Local Performance, Global Impact

With these innovations, HPE positions itself as an enabler for enterprises at the edge of the Pacific. In PNG and smaller Australian territories, connectivity and latency can be challenging. The new ProLiant Gen12 servers and AI factory platforms allow businesses to run advanced workloads locally, reducing dependency on long‑haul connectivity. For example, a PNG telecom operator could deploy the DL380a Gen12 with RTX Pro 6000 GPUs to handle real‑time video analytics or 5G core functions. Mining operations in Western Australia or PNG’s Highlands could use the XD685 and NVL72 systems to analyse geological data in near real time without sending sensitive information off‑site.

 

Hybrid Cloud and Data Sovereignty

The DL380 Gen12 Premier Solutions for Azure Local and the agentic AI capabilities of GreenLake give organisations a way to maintain control over data while accessing cloud functionality. This is crucial for sectors like finance and government that have strict data residency requirements. By combining on‑premises infrastructure with Azure or AWS, companies in New Zealand can adopt cloud innovation while ensuring compliance with local regulations.

 

 

Future‑Proof Investment

Investing in Gen12 servers or Cray supercomputing now will pay dividends into 2026 and beyond. The ability to upgrade GPUs (to Blackwell or MI430X), adopt next‑generation AMD or Intel CPUs, and integrate with agentic AI ensures that infrastructure remains relevant as AI evolves. The adoption by world‑leading HPC centres like HLRS and LRZ provides assurance of long‑term support and performance.

 

Skills and Support

HPE’s innovations are complex; organisations need partners with expertise in deployment, optimisation and ongoing management. Stream Tech Knowledge PNG Ltd is a certified HPE Solutions Partner and has engineers trained in ProLiant, Aruba, Cray and GreenLake technologies. Stream Tech also offers certified training in Microsoft, Cisco and cybersecurity, helping to build local capacity across PNG. With support offices in Port Moresby and Sydney, Stream Tech can provide on‑site assistance and 24/7 remote monitoring across the PNG–ANZ region.

 

Next Steps

HPE’s 2026 roadmap introduces powerful innovations across servers, supercomputing, AI factories, cloud platforms and sustainable design. For technology buyers in Papua New Guinea, Australia and New Zealand, these updates mean more choice and capability for modernising infrastructure and embracing AI. The ProLiant Compute Gen12 family delivers secure, AI‑optimised servers suitable for data centres and edge deployments. The new Cray blades and K3000 storage bring exascale‑class performance into reach, while the AI factory solutions and GreenLake Intelligence provide platforms for building and managing sophisticated AI workloads.

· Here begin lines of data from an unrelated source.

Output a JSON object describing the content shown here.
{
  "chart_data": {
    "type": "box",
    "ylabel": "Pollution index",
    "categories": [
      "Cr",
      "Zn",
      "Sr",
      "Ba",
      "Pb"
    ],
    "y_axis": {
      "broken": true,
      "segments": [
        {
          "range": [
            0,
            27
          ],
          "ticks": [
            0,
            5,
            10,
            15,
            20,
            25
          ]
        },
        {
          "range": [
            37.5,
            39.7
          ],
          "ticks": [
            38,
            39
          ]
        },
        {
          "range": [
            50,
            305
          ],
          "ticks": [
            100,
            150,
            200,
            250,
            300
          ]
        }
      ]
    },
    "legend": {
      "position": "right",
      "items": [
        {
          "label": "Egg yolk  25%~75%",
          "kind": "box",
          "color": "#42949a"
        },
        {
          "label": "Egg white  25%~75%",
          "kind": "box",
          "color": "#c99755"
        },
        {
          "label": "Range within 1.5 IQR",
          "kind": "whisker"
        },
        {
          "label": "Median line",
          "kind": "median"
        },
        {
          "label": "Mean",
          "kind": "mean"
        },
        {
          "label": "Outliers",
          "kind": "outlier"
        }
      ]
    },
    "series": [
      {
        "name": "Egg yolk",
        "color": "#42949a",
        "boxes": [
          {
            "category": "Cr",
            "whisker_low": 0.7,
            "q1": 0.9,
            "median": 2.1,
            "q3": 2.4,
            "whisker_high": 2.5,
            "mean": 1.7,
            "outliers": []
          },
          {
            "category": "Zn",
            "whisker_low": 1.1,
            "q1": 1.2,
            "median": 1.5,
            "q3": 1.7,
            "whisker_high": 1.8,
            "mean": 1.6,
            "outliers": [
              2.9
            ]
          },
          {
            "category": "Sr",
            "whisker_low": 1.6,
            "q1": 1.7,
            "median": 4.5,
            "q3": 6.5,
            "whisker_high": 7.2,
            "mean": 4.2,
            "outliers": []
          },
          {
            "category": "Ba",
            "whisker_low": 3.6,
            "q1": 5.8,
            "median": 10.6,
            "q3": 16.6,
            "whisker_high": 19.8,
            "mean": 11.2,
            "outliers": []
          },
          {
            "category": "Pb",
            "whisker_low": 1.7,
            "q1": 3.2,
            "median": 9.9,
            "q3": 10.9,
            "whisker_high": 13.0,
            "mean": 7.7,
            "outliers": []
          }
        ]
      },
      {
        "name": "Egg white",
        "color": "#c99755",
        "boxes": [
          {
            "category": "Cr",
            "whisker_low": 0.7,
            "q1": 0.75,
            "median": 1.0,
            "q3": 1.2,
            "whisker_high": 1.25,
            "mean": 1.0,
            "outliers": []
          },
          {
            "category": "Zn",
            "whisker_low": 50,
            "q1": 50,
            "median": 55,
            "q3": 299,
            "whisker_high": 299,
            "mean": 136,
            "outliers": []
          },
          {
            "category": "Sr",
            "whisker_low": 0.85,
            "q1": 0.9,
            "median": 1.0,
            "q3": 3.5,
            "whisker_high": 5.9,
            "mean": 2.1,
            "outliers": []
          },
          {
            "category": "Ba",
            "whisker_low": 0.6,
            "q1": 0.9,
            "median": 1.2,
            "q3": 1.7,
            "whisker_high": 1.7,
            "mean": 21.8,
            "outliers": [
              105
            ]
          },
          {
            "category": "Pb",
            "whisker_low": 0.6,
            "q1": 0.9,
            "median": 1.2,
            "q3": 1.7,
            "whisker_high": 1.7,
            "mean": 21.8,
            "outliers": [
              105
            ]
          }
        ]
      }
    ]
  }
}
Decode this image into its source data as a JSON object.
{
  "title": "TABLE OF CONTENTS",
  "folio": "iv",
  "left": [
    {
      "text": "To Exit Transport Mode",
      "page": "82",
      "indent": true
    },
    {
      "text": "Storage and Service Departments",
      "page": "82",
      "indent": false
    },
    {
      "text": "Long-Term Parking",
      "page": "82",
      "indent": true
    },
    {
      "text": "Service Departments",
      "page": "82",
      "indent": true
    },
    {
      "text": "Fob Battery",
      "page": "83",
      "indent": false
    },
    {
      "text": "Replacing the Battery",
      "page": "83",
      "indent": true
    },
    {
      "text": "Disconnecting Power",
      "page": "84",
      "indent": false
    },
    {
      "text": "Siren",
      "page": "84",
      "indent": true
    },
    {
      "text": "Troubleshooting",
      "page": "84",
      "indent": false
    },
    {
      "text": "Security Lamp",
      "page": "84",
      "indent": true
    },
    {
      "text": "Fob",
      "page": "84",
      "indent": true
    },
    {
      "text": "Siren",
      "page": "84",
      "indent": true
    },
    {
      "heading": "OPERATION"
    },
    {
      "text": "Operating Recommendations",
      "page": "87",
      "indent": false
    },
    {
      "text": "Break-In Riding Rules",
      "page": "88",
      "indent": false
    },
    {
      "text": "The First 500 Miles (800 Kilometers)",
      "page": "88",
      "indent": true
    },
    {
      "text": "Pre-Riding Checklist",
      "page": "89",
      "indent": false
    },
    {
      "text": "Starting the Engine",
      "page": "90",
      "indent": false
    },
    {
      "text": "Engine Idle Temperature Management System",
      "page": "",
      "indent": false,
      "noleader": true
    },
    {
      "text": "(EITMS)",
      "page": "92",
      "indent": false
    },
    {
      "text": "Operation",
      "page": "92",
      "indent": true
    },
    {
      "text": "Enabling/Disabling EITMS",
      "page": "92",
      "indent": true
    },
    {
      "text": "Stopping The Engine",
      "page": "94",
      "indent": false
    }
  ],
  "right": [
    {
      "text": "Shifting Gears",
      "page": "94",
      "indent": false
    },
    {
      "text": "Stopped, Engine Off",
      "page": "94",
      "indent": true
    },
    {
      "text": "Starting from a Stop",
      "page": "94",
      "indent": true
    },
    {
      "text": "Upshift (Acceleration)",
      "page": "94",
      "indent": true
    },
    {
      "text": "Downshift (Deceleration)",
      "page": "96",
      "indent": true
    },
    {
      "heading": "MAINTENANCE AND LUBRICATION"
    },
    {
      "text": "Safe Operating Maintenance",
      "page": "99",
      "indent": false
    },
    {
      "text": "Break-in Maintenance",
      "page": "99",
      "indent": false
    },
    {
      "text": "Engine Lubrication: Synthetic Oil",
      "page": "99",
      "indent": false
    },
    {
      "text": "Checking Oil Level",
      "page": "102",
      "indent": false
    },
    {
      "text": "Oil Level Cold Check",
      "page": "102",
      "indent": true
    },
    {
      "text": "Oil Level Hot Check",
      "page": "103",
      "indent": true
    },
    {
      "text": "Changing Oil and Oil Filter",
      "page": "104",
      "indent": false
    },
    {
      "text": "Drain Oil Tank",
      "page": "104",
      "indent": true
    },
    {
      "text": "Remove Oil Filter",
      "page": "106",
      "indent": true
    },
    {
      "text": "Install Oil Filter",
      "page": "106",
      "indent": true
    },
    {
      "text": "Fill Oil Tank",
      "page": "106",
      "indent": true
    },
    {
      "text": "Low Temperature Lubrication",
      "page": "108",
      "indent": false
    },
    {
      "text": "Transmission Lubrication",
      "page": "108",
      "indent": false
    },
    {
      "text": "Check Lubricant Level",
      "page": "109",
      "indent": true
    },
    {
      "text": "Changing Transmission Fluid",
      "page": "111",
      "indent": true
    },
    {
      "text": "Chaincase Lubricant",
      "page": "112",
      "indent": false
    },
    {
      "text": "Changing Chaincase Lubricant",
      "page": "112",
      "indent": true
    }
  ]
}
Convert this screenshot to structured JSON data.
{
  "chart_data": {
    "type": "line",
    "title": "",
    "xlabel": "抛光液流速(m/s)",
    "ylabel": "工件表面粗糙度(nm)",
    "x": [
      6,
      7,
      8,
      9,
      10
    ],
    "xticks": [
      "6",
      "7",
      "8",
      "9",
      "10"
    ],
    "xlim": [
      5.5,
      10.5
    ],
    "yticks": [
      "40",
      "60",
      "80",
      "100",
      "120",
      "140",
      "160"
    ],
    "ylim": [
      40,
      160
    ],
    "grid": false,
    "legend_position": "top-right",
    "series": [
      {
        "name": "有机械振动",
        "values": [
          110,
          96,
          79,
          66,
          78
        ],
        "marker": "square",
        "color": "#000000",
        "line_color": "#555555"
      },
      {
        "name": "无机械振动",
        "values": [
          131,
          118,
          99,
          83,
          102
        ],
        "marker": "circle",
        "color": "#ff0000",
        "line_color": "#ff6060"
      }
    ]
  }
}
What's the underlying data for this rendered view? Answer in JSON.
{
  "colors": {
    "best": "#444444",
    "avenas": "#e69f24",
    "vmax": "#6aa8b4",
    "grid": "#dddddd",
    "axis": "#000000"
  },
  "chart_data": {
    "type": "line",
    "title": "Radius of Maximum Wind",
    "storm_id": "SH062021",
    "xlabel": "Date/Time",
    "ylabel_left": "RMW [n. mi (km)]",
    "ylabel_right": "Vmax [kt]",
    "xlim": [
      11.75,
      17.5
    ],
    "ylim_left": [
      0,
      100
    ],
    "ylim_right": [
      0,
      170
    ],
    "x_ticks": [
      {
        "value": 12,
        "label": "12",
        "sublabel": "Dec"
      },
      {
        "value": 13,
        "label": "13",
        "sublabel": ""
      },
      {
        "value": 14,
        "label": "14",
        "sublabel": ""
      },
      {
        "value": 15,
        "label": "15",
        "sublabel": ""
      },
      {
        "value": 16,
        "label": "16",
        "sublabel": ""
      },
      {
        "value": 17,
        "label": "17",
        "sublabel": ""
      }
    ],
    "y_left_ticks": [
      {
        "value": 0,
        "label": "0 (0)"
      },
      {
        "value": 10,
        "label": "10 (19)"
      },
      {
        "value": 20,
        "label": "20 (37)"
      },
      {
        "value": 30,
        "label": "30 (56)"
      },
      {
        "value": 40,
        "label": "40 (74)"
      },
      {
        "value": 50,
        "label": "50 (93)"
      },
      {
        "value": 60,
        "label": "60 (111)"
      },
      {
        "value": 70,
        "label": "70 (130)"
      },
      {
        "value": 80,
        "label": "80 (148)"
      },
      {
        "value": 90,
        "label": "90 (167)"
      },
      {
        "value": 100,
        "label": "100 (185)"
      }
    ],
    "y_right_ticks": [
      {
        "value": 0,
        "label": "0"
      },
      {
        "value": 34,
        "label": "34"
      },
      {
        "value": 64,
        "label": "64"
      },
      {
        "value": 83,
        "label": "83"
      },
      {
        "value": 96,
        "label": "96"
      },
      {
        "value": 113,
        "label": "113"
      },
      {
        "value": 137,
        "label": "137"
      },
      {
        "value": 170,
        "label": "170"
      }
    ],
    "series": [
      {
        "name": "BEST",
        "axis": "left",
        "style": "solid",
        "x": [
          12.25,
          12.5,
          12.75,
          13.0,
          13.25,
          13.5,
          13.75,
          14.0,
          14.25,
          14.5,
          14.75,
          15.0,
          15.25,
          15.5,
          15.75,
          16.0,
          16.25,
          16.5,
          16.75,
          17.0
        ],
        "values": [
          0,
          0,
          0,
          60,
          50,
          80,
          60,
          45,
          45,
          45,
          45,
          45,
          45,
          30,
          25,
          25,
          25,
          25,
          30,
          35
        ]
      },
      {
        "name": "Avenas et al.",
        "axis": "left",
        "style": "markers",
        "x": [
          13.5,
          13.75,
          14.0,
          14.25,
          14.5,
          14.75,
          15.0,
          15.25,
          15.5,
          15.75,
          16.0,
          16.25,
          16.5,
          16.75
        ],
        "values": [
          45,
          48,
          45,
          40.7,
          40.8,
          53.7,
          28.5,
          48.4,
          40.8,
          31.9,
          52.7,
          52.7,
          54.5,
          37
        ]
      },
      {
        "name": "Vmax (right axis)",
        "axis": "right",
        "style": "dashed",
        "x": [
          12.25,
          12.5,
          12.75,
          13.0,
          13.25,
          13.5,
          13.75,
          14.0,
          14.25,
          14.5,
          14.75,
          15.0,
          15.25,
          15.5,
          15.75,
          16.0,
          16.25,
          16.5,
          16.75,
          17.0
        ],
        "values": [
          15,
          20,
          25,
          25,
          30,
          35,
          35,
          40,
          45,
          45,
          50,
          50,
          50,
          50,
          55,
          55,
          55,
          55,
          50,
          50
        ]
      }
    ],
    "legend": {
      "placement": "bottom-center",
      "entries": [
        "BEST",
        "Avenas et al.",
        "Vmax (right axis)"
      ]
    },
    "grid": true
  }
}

Stream Tech Knowledge PNG Ltd is positioned to help customers in PNG and the wider ANZ region navigate these options. As a certified HPE partner, Stream Tech can design, supply and support solutions tailored to local needs—whether you’re modernising a small data centre in Port Moresby, equipping a mine with on‑prem AI, or rolling out hybrid‑cloud services for a bank in Sydney. With the right combination of technology and expertise, the journey to an AI‑ready infrastructure in 2026 and beyond becomes achievable.